Da liberale, ho letto, senza la presunzione di averli integralmente compresi, gli scritti di Friedrich von Hayek e Ludwig von Mises e sono consapevole che la concorrenza è il motore dello sviluppo umano, ciò che prima di ogni altra cosa, nel campo della tecnica, favorisce la ricerca e l’innovazione. Quindi sono estremamente consapevole del ruolo nefasto del concetto di monopolio e di quanto esso possa rallentare, se praticato, la ricerca scientifica, soprattutto in settori strategici, altamente tecnologici e superbamente importanti per la qualità della vita.

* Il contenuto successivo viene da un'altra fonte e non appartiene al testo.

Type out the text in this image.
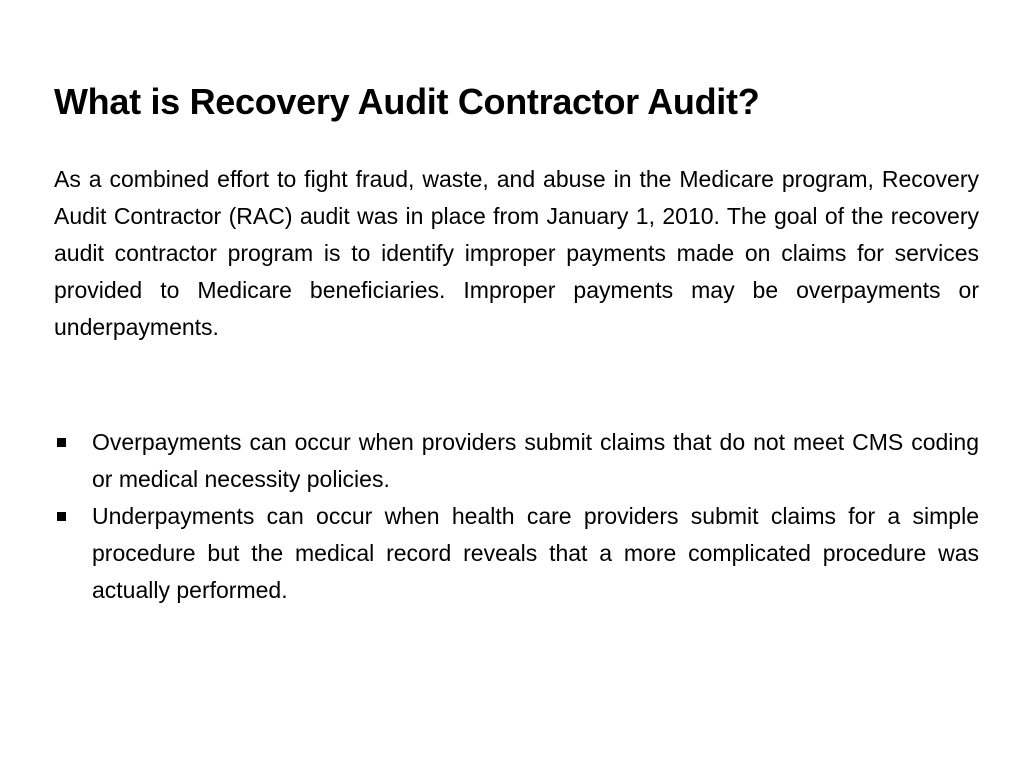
What is Recovery Audit Contractor Audit?

As a combined effort to fight fraud, waste, and abuse in the Medicare program, Recovery Audit Contractor (RAC) audit was in place from January 1, 2010. The goal of the recovery audit contractor program is to identify improper payments made on claims for services provided to Medicare beneficiaries. Improper payments may be overpayments or underpayments.

Overpayments can occur when providers submit claims that do not meet CMS coding or medical necessity policies.
Underpayments can occur when health care providers submit claims for a simple procedure but the medical record reveals that a more complicated procedure was actually performed.
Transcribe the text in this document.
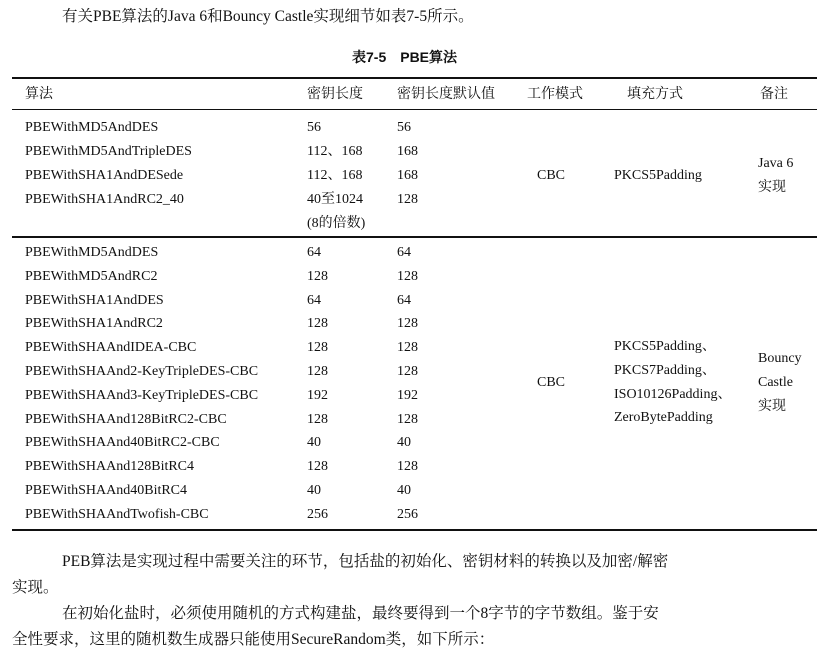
有关PBE算法的Java 6和Bouncy Castle实现细节如表7-5所示。
表7-5　PBE算法
算法	密钥长度 密钥长度默认值 工作模式	填充方式	备注
PBEWithMD5AndDES	56	56
PBEWithMD5AndTripleDES	112、168 168
PBEWithSHA1AndDESede	112、168 168
PBEWithSHA1AndRC2_40	40至1024 128
(8的倍数)
CBC	PKCS5Padding
Java 6
实现
PBEWithMD5AndDES	64	64
PBEWithMD5AndRC2	128	128
PBEWithSHA1AndDES	64	64
PBEWithSHA1AndRC2	128	128
PBEWithSHAAndIDEA-CBC	128	128
PBEWithSHAAnd2-KeyTripleDES-CBC	128	128
PBEWithSHAAnd3-KeyTripleDES-CBC	192	192
PBEWithSHAAnd128BitRC2-CBC	128	128
PBEWithSHAAnd40BitRC2-CBC	40	40
PBEWithSHAAnd128BitRC4	128	128
PBEWithSHAAnd40BitRC4	40	40
PBEWithSHAAndTwofish-CBC	256	256
CBC
PKCS5Padding、
PKCS7Padding、
ISO10126Padding、
ZeroBytePadding
Bouncy
Castle
实现
PEB算法是实现过程中需要关注的环节，包括盐的初始化、密钥材料的转换以及加密/解密
实现。
在初始化盐时，必须使用随机的方式构建盐，最终要得到一个8字节的字节数组。鉴于安
全性要求，这里的随机数生成器只能使用SecureRandom类，如下所示：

In quest’ottica, i monopoli privati possono essere pericolosi tanto quanto i monopoli di Stato. Oggi, che l’umanità è sferzata dal SARS-CoV-2, abbiamo compreso quanto importante sia la ricerca scientifica in ambito medico, grazie alla quale sono stati sviluppati e commercializzati i vaccini che attenuano la gravità della malattia. Se nel campo della ricerca scientifica fosse esistito un monopolio di stato o non fosse stata tutelata la proprietà intellettuale sui brevetti, con assoluta probabilità non si sarebbe arrivati ad avere i vaccini anti-covid in così breve tempo. Ciò premesso, la sperimentazione sul campo dei vaccini anti-covid ha dimostrato l’efficacia degradante nel tempo della copertura immunitaria che i suddetti vaccini assicurano contro il Virus. Sotto un profilo strettamente economico, ciò porta ad un apparente cortocircuito: le aziende che producono i vaccini, consapevoli di avere raggiunto una posizione di restrittissimo oligopolio nella produzione e offerta di questi farmaci, potrebbero rallentare la ricerca di nuovi e più efficaci prodotti per soddisfare la domanda di salute che il mercato sanitario mondiale reclama.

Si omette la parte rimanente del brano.